Commonland is a for-purpose foundation. Formally, this means that it is an organization that is legally constituted to achieve a particular purpose but does not have a defined owner. The purpose it was founded for was to establish, through its activities, a new balance between ecology, economics and hope for a more equitable and environmentally sustainable world. Commonland was founded by Willem Ferwerda and supported by scientific institutions and several entrepreneurs with a vision of the future where business did things differently, where it was not profit margins that drove the strategies of the organization or the motivations of its members, but nature and community inspired optimism.

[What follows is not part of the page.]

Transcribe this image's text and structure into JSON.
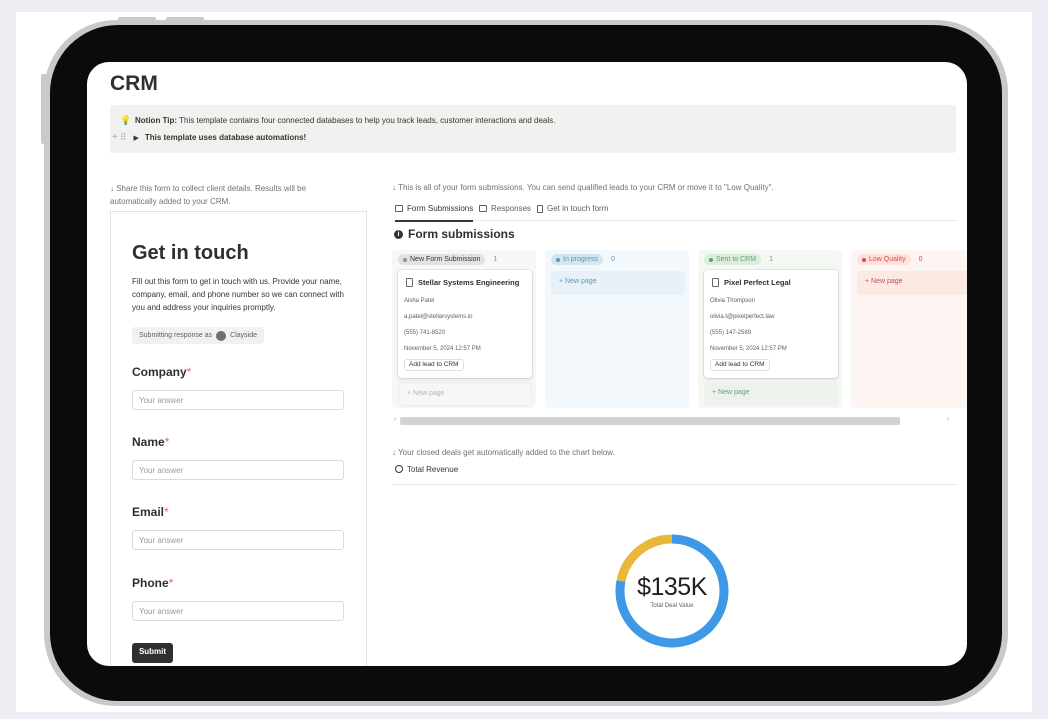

Regenerative entrepreneurs face ethical dilemmas because sustainability requires significant changes to the Business-As-Usual (BAU) approach to conducting commerce. Consequently, Commonland leaders and staff have faced many difficult situations where voicing values was essential for maintaining the integrity of their mission. In this chapter, we explore some of these situations using the business ethics lens of normalizing ethical challenges, that is, helping stakeholders prepare for the normal, everyday occurrence of ethical dilemmas and opportunities. This lens is crucially important in challenge of transitioning to sustainable futures. To avoid the worst impacts of the environmental challenges that societies now face, the aspirations of regenerative organizations like Commonland may well need to become the norm, the default mode of business purposes. Shifting whole economies through normalizing the regenerative mission and vision that Commonland utilizes to achieve its purpose is an extremely ambitious goal. However, transitioning from the current extractive modes of economic activity to more prudent ones needs to be accomplished over the next several decades if the turmoil of cascading disruptions across planetary biophysical systems is to be avoided (Brovkin et al., 2021; Buldyrev, Parshani, Paul, Stanley, & Havlin, 2010; Lenton et al., 2019).

Commonland has successfully created regenerative impacts since 2013 but that success has not come without challenges and dilemmas. In this chapter, we will dig into Commonland’s business philosophy and strategy and see how, from the very beginning, its founders and guiding entrepreneurs worked to normalize the ecological view among stakeholders. We aim to gain some insight into how Commonland and leaders have effectively voiced their values to shift how we understand economic prosperity and how it can support the flourishing of human communities and the natural systems they depend on.